高葉芳被萬家管得死死的,早就沒了給黃婉清找麻煩的本事,天天都過得雞飛狗跳,不是吵架就是打架,一張還算清秀好看的臉也在這樣的折磨中日漸蒼老。

可以說心力交瘁。

高葉芳的日子不好過,黃婉清卻過得舒心又愜意。

自從答應了陳景的追求,陳景隻要是有休息時間就往靠山屯跑,兩人相處久了,感情也日漸濃鬱,今天黃婉清就是在給家裡人寫信彙報情況。

電報她是舍不得發的。

因為電報是按字收費,太貴,她跟陳景的事沒個上千字根本就說不清楚,既然如此,當然是寫信更劃算,今天晚飯後黃婉清就在給家裡人寫信說明自己跟陳景的情況。

寫信的途中也聽到了收音機裡廣播的聲音,因為心神都在家書上,腦子裡根本就沒反應過來。

也就沒留意到秦清曼的狀況。

聽到楚楚的大叫聲,黃婉清才知道秦清曼的手指被針戳到,趕緊跑回房間拿出棉簽與酒精。

靠山屯離縣城遠,秦清曼就提前在家裡按照後世的樣子準備了醫藥箱。

不是專門的醫藥箱,就是一個簡單的木盒子。

但功能跟醫藥箱一樣。

裡麵放了些感冒、拉肚子的常用藥,還有棉簽、酒精、紗布,膠布這些急救用品。

黃婉清手忙腳亂地找出醫藥箱跑回來,看著秦清曼半凝固還在淌血的手指,她著急地問道:“清曼,怎麼就傷著手了,痛不痛?”

說話間,她已經取出棉簽蘸上酒精開始給秦清曼清洗傷口。

“沒事,就是沒留意被針戳了一下手指,你們彆著急,傷口清洗清洗就沒事。
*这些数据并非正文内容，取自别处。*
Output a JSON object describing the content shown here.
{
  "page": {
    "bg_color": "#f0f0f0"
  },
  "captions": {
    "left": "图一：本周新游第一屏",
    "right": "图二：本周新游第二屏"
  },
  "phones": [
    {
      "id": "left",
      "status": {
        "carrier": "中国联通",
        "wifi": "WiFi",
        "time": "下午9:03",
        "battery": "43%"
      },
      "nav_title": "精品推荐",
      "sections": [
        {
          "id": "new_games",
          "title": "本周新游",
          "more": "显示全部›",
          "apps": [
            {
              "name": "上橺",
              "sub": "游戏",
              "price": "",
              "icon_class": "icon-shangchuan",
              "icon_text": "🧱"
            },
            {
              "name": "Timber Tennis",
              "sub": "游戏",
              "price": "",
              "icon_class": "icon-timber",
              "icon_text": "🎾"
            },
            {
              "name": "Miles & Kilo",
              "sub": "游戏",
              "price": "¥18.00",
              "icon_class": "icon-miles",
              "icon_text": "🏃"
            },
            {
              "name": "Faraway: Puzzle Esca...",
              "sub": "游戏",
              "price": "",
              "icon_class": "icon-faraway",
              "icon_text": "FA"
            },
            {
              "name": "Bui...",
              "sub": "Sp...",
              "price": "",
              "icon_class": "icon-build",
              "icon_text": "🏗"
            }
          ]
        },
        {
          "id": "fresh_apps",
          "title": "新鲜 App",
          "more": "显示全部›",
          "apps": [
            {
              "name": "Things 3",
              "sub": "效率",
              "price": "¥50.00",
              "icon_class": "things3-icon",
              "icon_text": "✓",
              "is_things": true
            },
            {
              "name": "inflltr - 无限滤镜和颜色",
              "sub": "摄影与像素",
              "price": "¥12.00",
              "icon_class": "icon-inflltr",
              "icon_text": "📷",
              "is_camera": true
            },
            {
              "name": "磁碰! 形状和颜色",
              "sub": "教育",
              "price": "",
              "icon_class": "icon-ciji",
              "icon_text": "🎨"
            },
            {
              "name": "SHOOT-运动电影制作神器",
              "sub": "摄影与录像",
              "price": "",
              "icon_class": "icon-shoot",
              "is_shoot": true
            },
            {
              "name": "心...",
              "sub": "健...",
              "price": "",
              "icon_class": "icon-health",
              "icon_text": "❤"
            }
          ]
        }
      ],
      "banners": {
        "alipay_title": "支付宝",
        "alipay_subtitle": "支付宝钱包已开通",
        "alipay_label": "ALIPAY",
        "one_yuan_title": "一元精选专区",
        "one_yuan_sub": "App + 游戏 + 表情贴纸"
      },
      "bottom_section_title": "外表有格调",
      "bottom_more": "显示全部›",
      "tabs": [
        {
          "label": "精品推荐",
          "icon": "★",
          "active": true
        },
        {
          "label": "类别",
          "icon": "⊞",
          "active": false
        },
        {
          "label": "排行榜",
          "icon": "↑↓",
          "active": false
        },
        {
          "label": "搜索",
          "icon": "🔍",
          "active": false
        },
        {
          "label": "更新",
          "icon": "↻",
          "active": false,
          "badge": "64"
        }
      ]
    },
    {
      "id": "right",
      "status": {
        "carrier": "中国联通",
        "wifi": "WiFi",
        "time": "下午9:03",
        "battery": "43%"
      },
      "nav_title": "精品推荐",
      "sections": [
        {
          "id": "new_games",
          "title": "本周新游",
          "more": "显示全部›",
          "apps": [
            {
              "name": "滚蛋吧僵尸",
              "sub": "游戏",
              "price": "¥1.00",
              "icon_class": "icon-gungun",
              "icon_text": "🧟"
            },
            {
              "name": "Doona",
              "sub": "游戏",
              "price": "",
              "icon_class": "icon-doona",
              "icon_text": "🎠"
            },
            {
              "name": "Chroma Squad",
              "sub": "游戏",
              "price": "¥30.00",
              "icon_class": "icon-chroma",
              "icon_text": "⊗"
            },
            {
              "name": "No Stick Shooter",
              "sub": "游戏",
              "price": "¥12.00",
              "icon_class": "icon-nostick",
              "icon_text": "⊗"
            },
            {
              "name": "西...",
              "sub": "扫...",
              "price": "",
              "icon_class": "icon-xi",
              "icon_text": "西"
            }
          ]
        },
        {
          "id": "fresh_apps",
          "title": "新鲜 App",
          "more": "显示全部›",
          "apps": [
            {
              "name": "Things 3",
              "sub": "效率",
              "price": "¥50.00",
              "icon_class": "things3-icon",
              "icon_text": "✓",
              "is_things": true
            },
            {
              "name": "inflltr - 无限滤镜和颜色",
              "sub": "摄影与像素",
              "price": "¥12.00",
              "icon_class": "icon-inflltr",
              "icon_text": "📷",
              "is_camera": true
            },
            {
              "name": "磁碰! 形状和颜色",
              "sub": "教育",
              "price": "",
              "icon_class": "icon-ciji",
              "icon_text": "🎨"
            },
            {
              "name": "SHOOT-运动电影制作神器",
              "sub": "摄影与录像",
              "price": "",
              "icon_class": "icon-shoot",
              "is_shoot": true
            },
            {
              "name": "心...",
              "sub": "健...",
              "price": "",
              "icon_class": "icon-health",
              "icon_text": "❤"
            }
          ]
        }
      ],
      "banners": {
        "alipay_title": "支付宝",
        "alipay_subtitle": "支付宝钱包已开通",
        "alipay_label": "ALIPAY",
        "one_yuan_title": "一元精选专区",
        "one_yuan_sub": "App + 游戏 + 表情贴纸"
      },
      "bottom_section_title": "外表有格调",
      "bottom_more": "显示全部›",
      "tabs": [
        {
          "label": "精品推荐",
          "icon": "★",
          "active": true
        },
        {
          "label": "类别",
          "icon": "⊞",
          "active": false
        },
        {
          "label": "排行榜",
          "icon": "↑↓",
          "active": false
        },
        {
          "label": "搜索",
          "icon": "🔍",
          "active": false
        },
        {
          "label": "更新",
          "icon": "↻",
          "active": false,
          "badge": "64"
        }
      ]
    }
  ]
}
”

這會的秦清曼已經回神。

看著含著滿眶眼淚的楚楚跟著急的黃婉清,微笑著安撫兩人。

“姐,咱家有錢,鞋買來穿就行,不用自己做。”

楚楚用手指死死掐著秦清曼流血的手指止血,嘴裡不停地嘟囔著,看到秦清曼手指受傷流那麼多血,他剛剛差點嚇死。

“對,清曼,咱們家有錢,鞋彆做了,買就行。”

黃婉清一邊小心給秦清曼用酒精清洗著受傷的手指,一邊也附和楚楚的話。

他們家真沒必要自己親自做鞋。

秦清曼看了一眼半成品的鞋,淡笑不語,她隻是想給衛淩做雙鞋轉移注意力,不然她怕自己太過於思念衛淩,衛淩這次離開比上次還久。

轉眼快半年沒見到人了。

也不知道衛淩現在怎麼樣,那架失事的飛機是否跟衛淩有關。

秦清曼這樣一想思緒立刻跑遠。

手指什麼時候被黃婉清包紮好完全沒印象,等再次回神,她已經躺在了炕上。

一左一右是兩張淚流滿麵的臉。

“怎麼了?”秦清曼詫異地問黃婉清,然後才感覺到自己兩隻手都被兩人緊緊抓住。

“姐,你怎麼了,你彆嚇我,我……嗚嗚嗚……”

楚楚的哭聲傳入了秦清曼的耳中。

小孩此時的表情就跟天塌了一樣,看著秦清曼的眼裡都是淚水,小肩膀也哭得一抽一抽的,鼻頭也紅了。

秦清曼真的詫異了,她沒怎麼啊。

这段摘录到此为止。